Socióloga, mulher de terreiro e mulherista , Sônia Abiké, fala sobre o olhar dos “outros” às mulheres negras na sociedade.

“As mulheres sempre foram olhadas de formas diferentes, nós elaboramos uma produção preta a partir dos valores de africanidade. A historiografia oficial não traz e não evidencia as perspectivas pretas e nós estamos fazendo isso hoje. As mulheres pretas vêm ao longo da história demarcando um campo de luta, sobretudo dentro do movimento branco feminista. Já dizia Lélia Gonzalez, não se discute o feminismo sem discutir o racismo, porque nós estávamos ali e não queríamos estar ali como apêndice, nós queríamos estar ali como centro do debate. E as mulheristas africanas, que é onde eu me incluo, nós viemos desde o período do escravismo demarcando os nossos espaços com uma produção conceitual que atravessou décadas e nós estamos recuperando isso hoje. Então, os olhares aos nossos corpos são totalmente perseguidores, pois nós estamos influenciando para dentro das institucionalidades outras perspectivas. O povo preto tem uma historicidade e poderá apresentar narrativas concretas que pode desconstruir o racismo e o sexismo. Nos temos referencias históricas de lutas contra colônia a exemplo de Palmares e seus seguimentos ancestrais organizativo”.
Dependendo dos espaços em que estamos e vivemos temos dificuldade de perceber o racismo que se encontra velado e muitas vezes até os reforçamos. Para desvelar o racismo, é preciso validar os espaços de reorganização preta a exemplo dos terreiros e quilombos ou aquilombamentos, espaços que garantiram e garantem a vida do povo preto na dispersão. Portanto é necessário, romper os muros das instituições e demarcar lugares e apresentar as filosofias, ciências pretas, com outras verdades e outros parâmetros conceituais fora do eixo ocidental, que não suporta saberes pluriversais.
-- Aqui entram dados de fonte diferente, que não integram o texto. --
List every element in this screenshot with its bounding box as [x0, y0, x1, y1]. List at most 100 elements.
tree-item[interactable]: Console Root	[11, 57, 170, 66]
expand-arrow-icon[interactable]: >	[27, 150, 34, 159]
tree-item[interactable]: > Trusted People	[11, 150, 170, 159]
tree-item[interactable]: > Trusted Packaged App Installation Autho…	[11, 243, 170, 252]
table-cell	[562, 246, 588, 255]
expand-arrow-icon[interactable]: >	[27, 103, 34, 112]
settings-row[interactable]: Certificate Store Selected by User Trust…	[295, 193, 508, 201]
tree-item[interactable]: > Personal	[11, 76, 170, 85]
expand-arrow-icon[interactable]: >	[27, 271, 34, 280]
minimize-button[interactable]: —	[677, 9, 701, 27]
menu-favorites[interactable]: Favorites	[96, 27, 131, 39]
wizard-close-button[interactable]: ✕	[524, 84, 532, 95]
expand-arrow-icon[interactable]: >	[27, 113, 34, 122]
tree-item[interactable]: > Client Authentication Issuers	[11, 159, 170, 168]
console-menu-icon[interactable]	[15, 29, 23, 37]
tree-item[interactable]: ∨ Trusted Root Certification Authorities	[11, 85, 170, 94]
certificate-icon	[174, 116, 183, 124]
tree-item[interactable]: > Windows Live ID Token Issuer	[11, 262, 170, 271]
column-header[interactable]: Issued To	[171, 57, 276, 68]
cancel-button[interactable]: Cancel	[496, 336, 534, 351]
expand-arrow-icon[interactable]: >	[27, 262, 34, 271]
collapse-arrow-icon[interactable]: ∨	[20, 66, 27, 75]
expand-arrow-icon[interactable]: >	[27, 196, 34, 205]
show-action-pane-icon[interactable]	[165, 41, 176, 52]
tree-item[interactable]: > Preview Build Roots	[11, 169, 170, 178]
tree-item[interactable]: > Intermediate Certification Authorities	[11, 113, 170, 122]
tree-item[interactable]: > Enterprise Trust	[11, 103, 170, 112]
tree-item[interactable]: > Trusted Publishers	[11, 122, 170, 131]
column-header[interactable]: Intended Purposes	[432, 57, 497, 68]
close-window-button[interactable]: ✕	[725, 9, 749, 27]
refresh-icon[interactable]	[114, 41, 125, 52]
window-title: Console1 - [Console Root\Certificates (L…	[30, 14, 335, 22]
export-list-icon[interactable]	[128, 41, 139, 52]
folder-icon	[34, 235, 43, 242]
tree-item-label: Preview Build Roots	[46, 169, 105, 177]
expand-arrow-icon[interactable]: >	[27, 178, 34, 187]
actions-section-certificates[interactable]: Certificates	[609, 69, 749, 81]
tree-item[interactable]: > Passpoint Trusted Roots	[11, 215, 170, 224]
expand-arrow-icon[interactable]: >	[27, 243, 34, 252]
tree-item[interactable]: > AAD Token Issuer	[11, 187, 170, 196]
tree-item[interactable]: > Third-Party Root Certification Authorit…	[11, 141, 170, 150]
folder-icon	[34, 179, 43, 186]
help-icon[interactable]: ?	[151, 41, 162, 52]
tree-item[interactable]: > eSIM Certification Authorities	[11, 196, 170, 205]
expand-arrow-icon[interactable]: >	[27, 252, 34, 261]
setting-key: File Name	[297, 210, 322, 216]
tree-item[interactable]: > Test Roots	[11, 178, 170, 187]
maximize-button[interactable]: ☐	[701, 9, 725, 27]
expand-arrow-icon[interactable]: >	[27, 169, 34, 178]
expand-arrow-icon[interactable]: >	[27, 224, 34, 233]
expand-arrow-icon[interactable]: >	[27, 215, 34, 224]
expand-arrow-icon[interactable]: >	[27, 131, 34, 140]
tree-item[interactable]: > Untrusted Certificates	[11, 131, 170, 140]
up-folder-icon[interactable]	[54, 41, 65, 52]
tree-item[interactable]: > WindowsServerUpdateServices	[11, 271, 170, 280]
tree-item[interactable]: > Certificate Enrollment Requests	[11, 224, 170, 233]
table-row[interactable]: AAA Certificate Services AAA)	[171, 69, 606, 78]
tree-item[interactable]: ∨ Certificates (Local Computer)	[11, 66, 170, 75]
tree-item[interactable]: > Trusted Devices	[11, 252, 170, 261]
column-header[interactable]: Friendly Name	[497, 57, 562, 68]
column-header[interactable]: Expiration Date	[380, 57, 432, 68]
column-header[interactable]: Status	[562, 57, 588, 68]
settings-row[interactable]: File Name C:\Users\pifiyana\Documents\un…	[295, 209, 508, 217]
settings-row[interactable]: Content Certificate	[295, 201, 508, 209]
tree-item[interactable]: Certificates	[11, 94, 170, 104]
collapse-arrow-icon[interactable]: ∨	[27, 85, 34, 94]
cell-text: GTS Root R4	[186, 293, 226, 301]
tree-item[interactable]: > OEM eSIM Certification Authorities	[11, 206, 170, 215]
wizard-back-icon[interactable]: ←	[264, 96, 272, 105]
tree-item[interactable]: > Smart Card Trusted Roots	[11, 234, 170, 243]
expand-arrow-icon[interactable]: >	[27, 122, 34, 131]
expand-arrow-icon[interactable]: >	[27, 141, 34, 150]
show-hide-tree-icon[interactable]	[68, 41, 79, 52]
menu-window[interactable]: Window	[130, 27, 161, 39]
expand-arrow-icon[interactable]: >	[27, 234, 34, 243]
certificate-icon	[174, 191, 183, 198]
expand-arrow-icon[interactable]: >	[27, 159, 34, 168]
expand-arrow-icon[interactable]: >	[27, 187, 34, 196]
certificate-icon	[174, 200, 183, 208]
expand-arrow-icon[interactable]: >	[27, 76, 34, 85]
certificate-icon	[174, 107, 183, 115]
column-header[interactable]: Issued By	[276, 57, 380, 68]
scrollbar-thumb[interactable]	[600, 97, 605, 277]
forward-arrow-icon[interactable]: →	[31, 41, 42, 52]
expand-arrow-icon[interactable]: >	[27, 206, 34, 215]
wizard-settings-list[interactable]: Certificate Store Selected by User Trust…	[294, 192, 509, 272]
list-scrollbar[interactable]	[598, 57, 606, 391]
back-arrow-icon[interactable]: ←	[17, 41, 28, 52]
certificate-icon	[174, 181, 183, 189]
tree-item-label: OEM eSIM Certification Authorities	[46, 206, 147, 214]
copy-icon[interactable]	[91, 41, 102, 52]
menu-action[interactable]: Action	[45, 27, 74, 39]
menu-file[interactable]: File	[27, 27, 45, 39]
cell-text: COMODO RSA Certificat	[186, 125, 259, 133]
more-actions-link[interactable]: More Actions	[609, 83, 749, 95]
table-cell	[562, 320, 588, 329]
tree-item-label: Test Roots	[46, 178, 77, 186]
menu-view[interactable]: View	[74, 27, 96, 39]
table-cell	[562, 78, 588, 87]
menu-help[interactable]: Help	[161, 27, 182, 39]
Estamos pavimentando o caminho para o enfrentamento dos problemas relacionados à mulher negra na sociedade e isso só é possível por meio da criação e efetivação de políticas públicas que reconheçam essa diferença e que cheguem a todos os lugares.
Transformando vidas e fazendo a diferença, o Àwúre, iniciativa do Ministério Público do Trabalho (MPT), Organização Internacional do Trabalho (OIT) e do Fundo das Nações Unidas para a Infância (UNICEF), vem buscando essas mudanças através do projeto que atende mais de 60 mil pessoas em 6 estados brasileiros. Uma população de indígenas e comunidades tradicionais, quilombolas, de terreiros de religiões de matriz africana, ribeirinhos(as) e de periferia.
Não há fórmulas prontas, mas é possível plantar, semear, criar uma raiz forte e lembrar sempre da frase de Angela Davis: “Quando uma mulher negra se movimenta, toda a estrutura da sociedade se movimenta com ela”.